Scènes

Errobiko Festibala 2014 : l’année du grand œuvre

Point culminant de l’édition 2014 d’Errobiko Festibala, la pastorale urbaine Gerezien Denbora a tenu ses promesses. Mais il n’y avait pas que cela.


Errobiko Festibala fonctionne, depuis bien longtemps, par cycles triennaux centrés sur un thème. Une première année pour semer, une deuxième pour cultiver, la troisième pour cueillir le fruit mûr. La pastorale urbaine, grand rêve de Beñat Achiary, était en germe depuis bien plus que trois ans, mais le cycle qui s’achevait cette année a été celui de sa gestation. Histoire d’un accouchement heureux.

Gerezien Denbora : le Temps des Cerises, en langue basque.
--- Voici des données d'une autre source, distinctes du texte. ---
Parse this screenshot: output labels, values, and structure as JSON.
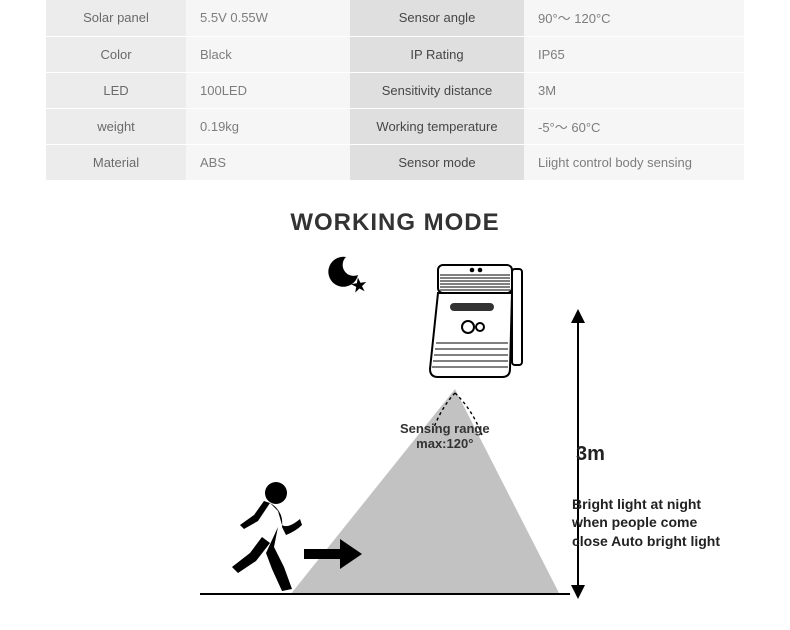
{
  "table": {
    "rows": [
      {
        "l1": "Solar panel",
        "v1": "5.5V  0.55W",
        "l2": "Sensor angle",
        "v2": "90°～ 120°C"
      },
      {
        "l1": "Color",
        "v1": "Black",
        "l2": "IP Rating",
        "v2": "IP65"
      },
      {
        "l1": "LED",
        "v1": "100LED",
        "l2": "Sensitivity distance",
        "v2": "3M"
      },
      {
        "l1": "weight",
        "v1": "0.19kg",
        "l2": "Working temperature",
        "v2": "-5°～ 60°C"
      },
      {
        "l1": "Material",
        "v1": "ABS",
        "l2": "Sensor mode",
        "v2": "Liight control body sensing"
      }
    ]
  },
  "heading": "WORKING MODE",
  "diagram": {
    "sensing_label_line1": "Sensing range",
    "sensing_label_line2": "max:120°",
    "height_label": "3m",
    "description": "Bright light at night when people come close Auto bright light"
  },
  "colors": {
    "light_cell": "#ececed",
    "dark_cell": "#dfdfe0",
    "val_cell": "#f6f6f7",
    "text_muted": "#7d7d7d",
    "beam_fill": "#bfbfbf",
    "ink": "#000000"
  }
}
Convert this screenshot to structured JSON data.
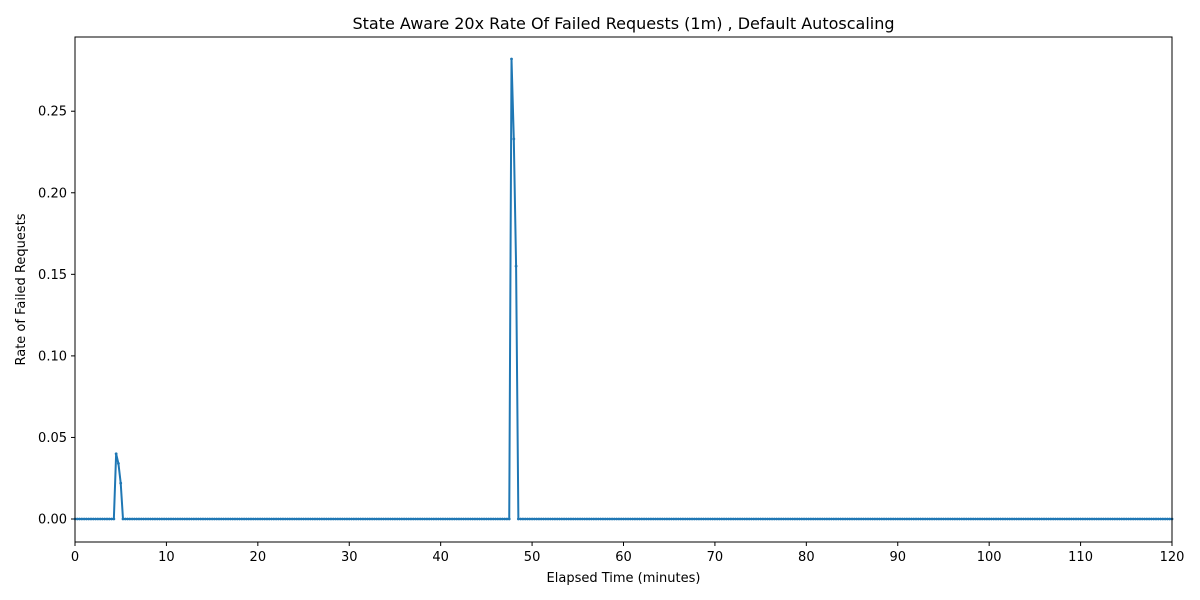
{
  "chart_data": {
    "type": "line",
    "title": "State Aware 20x Rate Of Failed Requests (1m) , Default Autoscaling",
    "xlabel": "Elapsed Time (minutes)",
    "ylabel": "Rate of Failed Requests",
    "xlim": [
      0,
      120
    ],
    "ylim": [
      -0.0141,
      0.2955
    ],
    "xticks": [
      0,
      10,
      20,
      30,
      40,
      50,
      60,
      70,
      80,
      90,
      100,
      110,
      120
    ],
    "yticks": [
      0.0,
      0.05,
      0.1,
      0.15,
      0.2,
      0.25
    ],
    "ytick_labels": [
      "0.00",
      "0.05",
      "0.10",
      "0.15",
      "0.20",
      "0.25"
    ],
    "grid": false,
    "color": "#1f77b4",
    "series": [
      {
        "marker": "dot",
        "x": [
          0,
          4.25,
          4.5,
          4.75,
          5.0,
          5.25,
          5.5,
          47.5,
          47.75,
          48.0,
          48.25,
          48.5,
          48.75,
          120
        ],
        "y": [
          0.0,
          0.0,
          0.04,
          0.034,
          0.022,
          0.0,
          0.0,
          0.0,
          0.282,
          0.233,
          0.155,
          0.0,
          0.0,
          0.0
        ]
      }
    ]
  }
}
Un titre chargé d’histoire(s), de luttes, de joies et de larmes pour ce qui est bien plus qu’un spectacle : une œuvre.

Une œuvre collective, une œuvre de combat portée par deux individualités fortes, Itxaro Borda l’écrivaine et Beñat Achiary le musicien. Conçue sur le modèle des pastorales de la province de Soule, théâtre populaire versifié, chanté et dansé selon des formes rigoureusement codifiées [1], Gerezien Denbora est une première à bien des égards : première pastorale née dans une autre province basque que la Soule, première pastorale « urbaine » célébrant les travailleurs de l’industrie métallurgique, elle semble vouloir ouvrir une voie et ne pas rester unique en son genre.

Mais respectons la chronologie. La pastorale sera jouée le dimanche, et Errobiko Festibala commence le jeudi après-midi avec une exposition doublée d’une conférence.

L’exposition est consacrée aux fonderies de Boucau-Tarnos, cadre de la pastorale.
Autour de Beñat Achiary pour la conférence, Bernard Lubat et le cantaor Niño de Elche accompagné du guitariste Raúl Cantizano. Si Lubat débite un peu mécaniquement son habituelle kyrielle de mots-valises, se définissant comme « désenchanteur de charme(s) », la surprise va venir des Espagnols. A Beñat Achiary qui évoque la tradition flamenca des mineras, les chants de mineurs, le cantaor rétorque qu’en dépit du romantisme populiste qui l’entoure, le flamenco en Espagne est une forme artistique très conservatrice. « Nous, au quotidien, nous nous battons pour rapprocher ce romantisme de la réalité sociale et collective, de faire que le « je » de cet art très individualiste devienne un « je » pluriel. Mais dans les faits, le flamenco appartient à la tradition des institutions andalouses. »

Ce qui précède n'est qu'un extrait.